Block-reduce src into dst by integer stride per axis.

Streams shard-sized output regions through topozarr_core.block_reduce with reads/writes via zarr-python. Matches xarray.coarsen(boundary="trim") shape and skipna semantics. Arrays are limited to 4 dimensions (kernel limit).

topozarr.engine.copy_array

copy_array(
    values: Any,
    dst: Array,
    *,
    source_chunks: tuple[int, ...] | None = None,
    max_region_bytes: int = DEFAULT_MAX_REGION_BYTES,
    max_workers: int | None = None,
    executor: ThreadPoolExecutor | None = None,
    on_region: Callable[[], None] | None = None,
    on_block: Callable[[Region, ndarray], None] | None = None,
    timer: RegionTimer | None = None,
    skip_empty: bool = True,
    write_region: Callable[[Region, ndarray], None] | None = None
) -> list[Future[None]]

Write a region-indexable array into dst region by region.

values may be a numpy array or any lazy array supporting tuple-of-slices indexing (e.g. xr.Variable backed by zarr/icechunk); each region is materialized individually, keeping peak memory at max_workers x region_size. Pass source_chunks to widen regions to the source chunk grid so each source chunk is decoded once.
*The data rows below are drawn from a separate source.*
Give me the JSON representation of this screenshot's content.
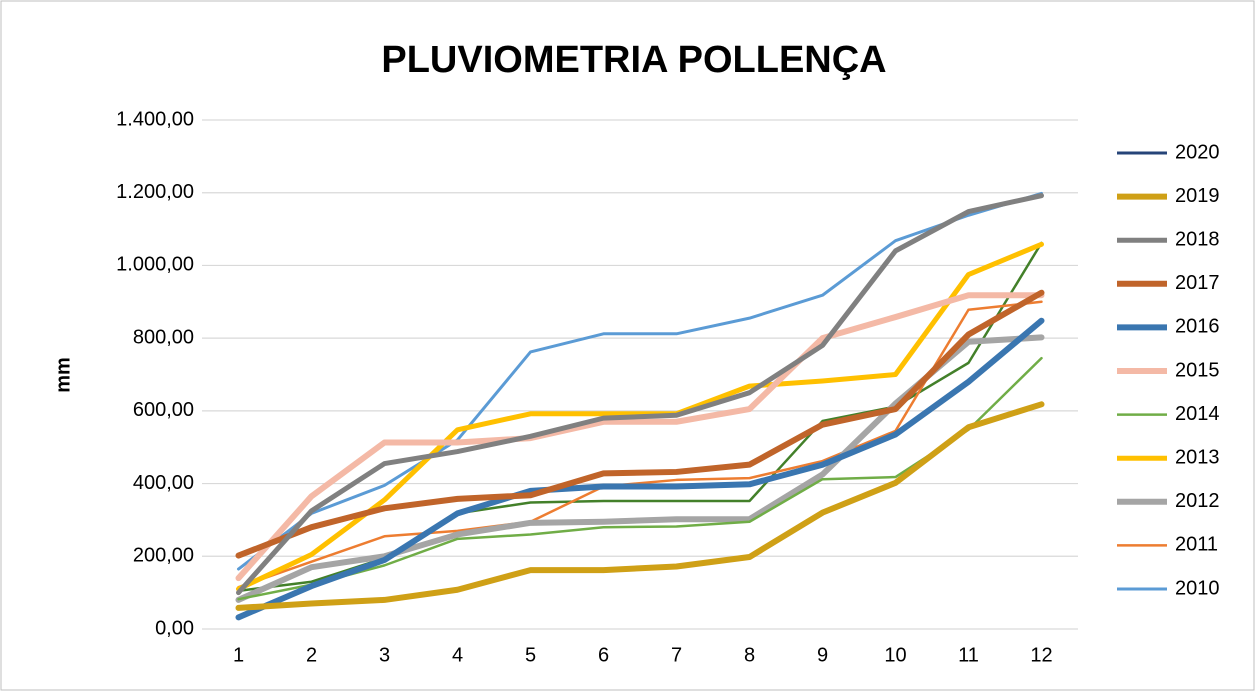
{
  "chart_data": {
    "type": "line",
    "title": "PLUVIOMETRIA  POLLENÇA",
    "y_label": "mm",
    "categories": [
      1,
      2,
      3,
      4,
      5,
      6,
      7,
      8,
      9,
      10,
      11,
      12
    ],
    "ylim": [
      0,
      1400
    ],
    "yticks": [
      {
        "value": 0,
        "label": "0,00"
      },
      {
        "value": 200,
        "label": "200,00"
      },
      {
        "value": 400,
        "label": "400,00"
      },
      {
        "value": 600,
        "label": "600,00"
      },
      {
        "value": 800,
        "label": "800,00"
      },
      {
        "value": 1000,
        "label": "1.000,00"
      },
      {
        "value": 1200,
        "label": "1.200,00"
      },
      {
        "value": 1400,
        "label": "1.400,00"
      }
    ],
    "grid": true,
    "legend": "right",
    "series": [
      {
        "name": "2020",
        "color": "#264478",
        "line_width": 3,
        "values": [
          null,
          null,
          null,
          null,
          null,
          null,
          null,
          null,
          null,
          null,
          null,
          null
        ]
      },
      {
        "name": "2019",
        "color": "#cfa016",
        "line_width": 6,
        "values": [
          58,
          70,
          80,
          108,
          162,
          162,
          172,
          198,
          320,
          402,
          555,
          618
        ]
      },
      {
        "name": "2018",
        "color": "#808080",
        "line_width": 5,
        "values": [
          100,
          325,
          455,
          488,
          530,
          580,
          588,
          650,
          780,
          1040,
          1148,
          1192
        ]
      },
      {
        "name": "2017",
        "color": "#c0642a",
        "line_width": 6,
        "values": [
          202,
          280,
          332,
          358,
          368,
          428,
          432,
          452,
          562,
          605,
          810,
          925
        ]
      },
      {
        "name": "2016",
        "color": "#3a76b0",
        "line_width": 6,
        "values": [
          32,
          118,
          190,
          318,
          380,
          392,
          392,
          398,
          452,
          535,
          680,
          848
        ]
      },
      {
        "name": "2015",
        "color": "#f4b9a6",
        "line_width": 6,
        "values": [
          140,
          365,
          513,
          513,
          525,
          570,
          570,
          605,
          800,
          858,
          918,
          918
        ]
      },
      {
        "name": "2014",
        "color": "#70ad47",
        "line_width": 2.5,
        "values": [
          82,
          122,
          175,
          248,
          260,
          280,
          282,
          295,
          412,
          418,
          548,
          745
        ]
      },
      {
        "name": "2013",
        "color": "#ffc000",
        "line_width": 5,
        "values": [
          110,
          205,
          355,
          548,
          592,
          592,
          592,
          668,
          682,
          700,
          975,
          1058
        ]
      },
      {
        "name": "2012",
        "color": "#a5a5a5",
        "line_width": 6,
        "values": [
          80,
          170,
          200,
          260,
          292,
          295,
          302,
          302,
          425,
          620,
          790,
          802
        ]
      },
      {
        "name": "2011",
        "color": "#ed7d31",
        "line_width": 2.5,
        "values": [
          115,
          185,
          255,
          270,
          295,
          392,
          410,
          415,
          462,
          545,
          878,
          900
        ]
      },
      {
        "name": "2010",
        "color": "#5b9bd5",
        "line_width": 3,
        "values": [
          165,
          318,
          395,
          520,
          762,
          812,
          812,
          855,
          918,
          1068,
          1138,
          1198
        ]
      },
      {
        "color": "#43802a",
        "line_width": 2.5,
        "values": [
          105,
          130,
          195,
          318,
          348,
          352,
          352,
          352,
          572,
          612,
          732,
          1062
        ]
      }
    ]
  }
}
For in-memory values (np.ndarray) the contiguity copy is skipped: slicing returns a (possibly strided) view, and both the reduce kernel and zarr setitem accept strided input, so copying would only waste memory.

topozarr.engine.default_max_workers

default_max_workers(region_bytes: int) -> int

Thread count bounded by CPU count and available memory.

Peak memory is roughly workers * 5 * region_bytes, so workers are capped at half the available RAM divided by that per-region footprint.